その間の指示はすべて英語。「生徒に英語を使わせるためには、教員が英語を使わなければいけない。教員が日本語で、生徒には英語で、とは言えませんよね」と佐藤先生。英語を使わせるための雰囲気作りも含めて、教員が英語を使うことの重要性を説く。「英語で授業をすることは怖いかもしれないけれど、教員も英語を使うことによって英語が上達するのです。私の英語は今までの経験で培ったものです」。一方、生徒には、”Pick me!”(私をあてて)と言わせて挙手させるなど、英語による発言の自主性を育む工夫も見られた。ただ、文法の授業は日本語で行うほうが分かりやすいとも指摘。コミュニケーションツールとしての英語と、決まり事を学ぶための文法へのアプローチを明確に分けている。

 

 

英作文は生徒が使った英語を生かすことが大事 – 英作文の授業

 

次は英作文の授業を体験。教科書の英文を和訳したものを課題として提示した。参加者が各自英文を書いた後、グループで回し読み。他人が書いた文章から新たな発見ができるとともに、他人に読んでもらえるような文字を意識させることもポイントなのだそうだ。ここで気をつけるべきは、生徒の書いた英文を生かしながら、正しい文法や適切な単語を伝えることが大事だという。「生徒が書いた文章を全部×にして、解答例だけ書けば教員は楽ですが、生徒からすればせっかくの努力を台無しにさせられた気分になるのです」。表現方法にはさまざまな方法があることを知ってもらうことが実力になると先生は言う。

 

午後のワークショップは、「授業力アップのためのワークショップ」として、teaching planの作成を実践。各自で作成したものをグループでシェアしたあと、グループとしてのteaching planを作成して、グループごとに発表させた。

 

1日の最後には、理想とする教師像とよい授業のための4つの手順として、William Arthur Wardの言葉を全員で音読して1日のワークショップを締めくくった。

 

“The mediocre teacher tells. The good teacher explains. The superior teacher demonstrates. The great teacher inspires.”

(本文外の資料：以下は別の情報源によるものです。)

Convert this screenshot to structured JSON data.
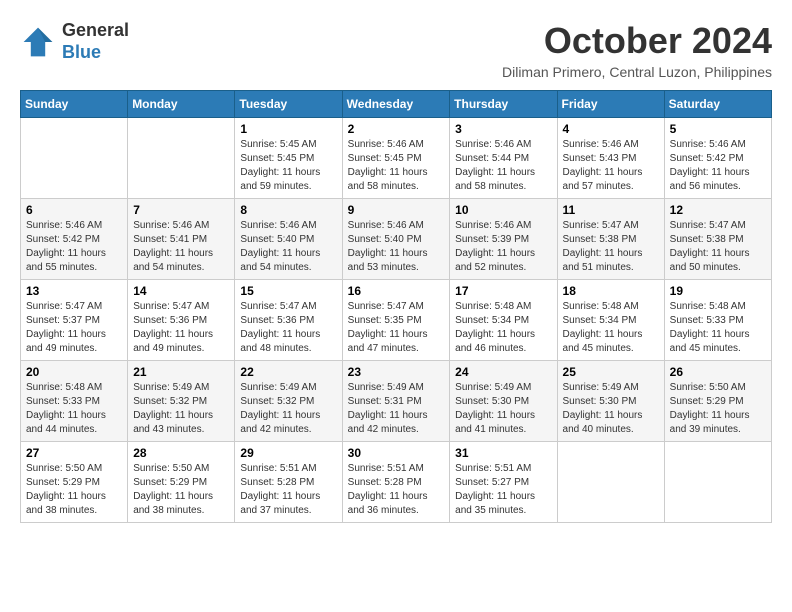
{
  "header": {
    "logo_general": "General",
    "logo_blue": "Blue",
    "month_year": "October 2024",
    "location": "Diliman Primero, Central Luzon, Philippines"
  },
  "weekdays": [
    "Sunday",
    "Monday",
    "Tuesday",
    "Wednesday",
    "Thursday",
    "Friday",
    "Saturday"
  ],
  "weeks": [
    [
      {
        "day": "",
        "sunrise": "",
        "sunset": "",
        "daylight": ""
      },
      {
        "day": "",
        "sunrise": "",
        "sunset": "",
        "daylight": ""
      },
      {
        "day": "1",
        "sunrise": "Sunrise: 5:45 AM",
        "sunset": "Sunset: 5:45 PM",
        "daylight": "Daylight: 11 hours and 59 minutes."
      },
      {
        "day": "2",
        "sunrise": "Sunrise: 5:46 AM",
        "sunset": "Sunset: 5:45 PM",
        "daylight": "Daylight: 11 hours and 58 minutes."
      },
      {
        "day": "3",
        "sunrise": "Sunrise: 5:46 AM",
        "sunset": "Sunset: 5:44 PM",
        "daylight": "Daylight: 11 hours and 58 minutes."
      },
      {
        "day": "4",
        "sunrise": "Sunrise: 5:46 AM",
        "sunset": "Sunset: 5:43 PM",
        "daylight": "Daylight: 11 hours and 57 minutes."
      },
      {
        "day": "5",
        "sunrise": "Sunrise: 5:46 AM",
        "sunset": "Sunset: 5:42 PM",
        "daylight": "Daylight: 11 hours and 56 minutes."
      }
    ],
    [
      {
        "day": "6",
        "sunrise": "Sunrise: 5:46 AM",
        "sunset": "Sunset: 5:42 PM",
        "daylight": "Daylight: 11 hours and 55 minutes."
      },
      {
        "day": "7",
        "sunrise": "Sunrise: 5:46 AM",
        "sunset": "Sunset: 5:41 PM",
        "daylight": "Daylight: 11 hours and 54 minutes."
      },
      {
        "day": "8",
        "sunrise": "Sunrise: 5:46 AM",
        "sunset": "Sunset: 5:40 PM",
        "daylight": "Daylight: 11 hours and 54 minutes."
      },
      {
        "day": "9",
        "sunrise": "Sunrise: 5:46 AM",
        "sunset": "Sunset: 5:40 PM",
        "daylight": "Daylight: 11 hours and 53 minutes."
      },
      {
        "day": "10",
        "sunrise": "Sunrise: 5:46 AM",
        "sunset": "Sunset: 5:39 PM",
        "daylight": "Daylight: 11 hours and 52 minutes."
      },
      {
        "day": "11",
        "sunrise": "Sunrise: 5:47 AM",
        "sunset": "Sunset: 5:38 PM",
        "daylight": "Daylight: 11 hours and 51 minutes."
      },
      {
        "day": "12",
        "sunrise": "Sunrise: 5:47 AM",
        "sunset": "Sunset: 5:38 PM",
        "daylight": "Daylight: 11 hours and 50 minutes."
      }
    ],
    [
      {
        "day": "13",
        "sunrise": "Sunrise: 5:47 AM",
        "sunset": "Sunset: 5:37 PM",
        "daylight": "Daylight: 11 hours and 49 minutes."
      },
      {
        "day": "14",
        "sunrise": "Sunrise: 5:47 AM",
        "sunset": "Sunset: 5:36 PM",
        "daylight": "Daylight: 11 hours and 49 minutes."
      },
      {
        "day": "15",
        "sunrise": "Sunrise: 5:47 AM",
        "sunset": "Sunset: 5:36 PM",
        "daylight": "Daylight: 11 hours and 48 minutes."
      },
      {
        "day": "16",
        "sunrise": "Sunrise: 5:47 AM",
        "sunset": "Sunset: 5:35 PM",
        "daylight": "Daylight: 11 hours and 47 minutes."
      },
      {
        "day": "17",
        "sunrise": "Sunrise: 5:48 AM",
        "sunset": "Sunset: 5:34 PM",
        "daylight": "Daylight: 11 hours and 46 minutes."
      },
      {
        "day": "18",
        "sunrise": "Sunrise: 5:48 AM",
        "sunset": "Sunset: 5:34 PM",
        "daylight": "Daylight: 11 hours and 45 minutes."
      },
      {
        "day": "19",
        "sunrise": "Sunrise: 5:48 AM",
        "sunset": "Sunset: 5:33 PM",
        "daylight": "Daylight: 11 hours and 45 minutes."
      }
    ],
    [
      {
        "day": "20",
        "sunrise": "Sunrise: 5:48 AM",
        "sunset": "Sunset: 5:33 PM",
        "daylight": "Daylight: 11 hours and 44 minutes."
      },
      {
        "day": "21",
        "sunrise": "Sunrise: 5:49 AM",
        "sunset": "Sunset: 5:32 PM",
        "daylight": "Daylight: 11 hours and 43 minutes."
      },
      {
        "day": "22",
        "sunrise": "Sunrise: 5:49 AM",
        "sunset": "Sunset: 5:32 PM",
        "daylight": "Daylight: 11 hours and 42 minutes."
      },
      {
        "day": "23",
        "sunrise": "Sunrise: 5:49 AM",
        "sunset": "Sunset: 5:31 PM",
        "daylight": "Daylight: 11 hours and 42 minutes."
      },
      {
        "day": "24",
        "sunrise": "Sunrise: 5:49 AM",
        "sunset": "Sunset: 5:30 PM",
        "daylight": "Daylight: 11 hours and 41 minutes."
      },
      {
        "day": "25",
        "sunrise": "Sunrise: 5:49 AM",
        "sunset": "Sunset: 5:30 PM",
        "daylight": "Daylight: 11 hours and 40 minutes."
      },
      {
        "day": "26",
        "sunrise": "Sunrise: 5:50 AM",
        "sunset": "Sunset: 5:29 PM",
        "daylight": "Daylight: 11 hours and 39 minutes."
      }
    ],
    [
      {
        "day": "27",
        "sunrise": "Sunrise: 5:50 AM",
        "sunset": "Sunset: 5:29 PM",
        "daylight": "Daylight: 11 hours and 38 minutes."
      },
      {
        "day": "28",
        "sunrise": "Sunrise: 5:50 AM",
        "sunset": "Sunset: 5:29 PM",
        "daylight": "Daylight: 11 hours and 38 minutes."
      },
      {
        "day": "29",
        "sunrise": "Sunrise: 5:51 AM",
        "sunset": "Sunset: 5:28 PM",
        "daylight": "Daylight: 11 hours and 37 minutes."
      },
      {
        "day": "30",
        "sunrise": "Sunrise: 5:51 AM",
        "sunset": "Sunset: 5:28 PM",
        "daylight": "Daylight: 11 hours and 36 minutes."
      },
      {
        "day": "31",
        "sunrise": "Sunrise: 5:51 AM",
        "sunset": "Sunset: 5:27 PM",
        "daylight": "Daylight: 11 hours and 35 minutes."
      },
      {
        "day": "",
        "sunrise": "",
        "sunset": "",
        "daylight": ""
      },
      {
        "day": "",
        "sunrise": "",
        "sunset": "",
        "daylight": ""
      }
    ]
  ]
}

“Four steps to achievement: Plan purposefully. Prepare prayerfully. Proceed positively. Pursue persistently.”

 

単語帳で単語を覚えて、文法問題を解いて、英文を読んで訳すといった英語授業との差は歴然で、教員自身が英語を使いながら、生徒とのコミュニケーションを図り、教員が生徒のグループのアクティビティに参加するという新しい授業スタイルのメリットを強く実感させる研修会でもあった。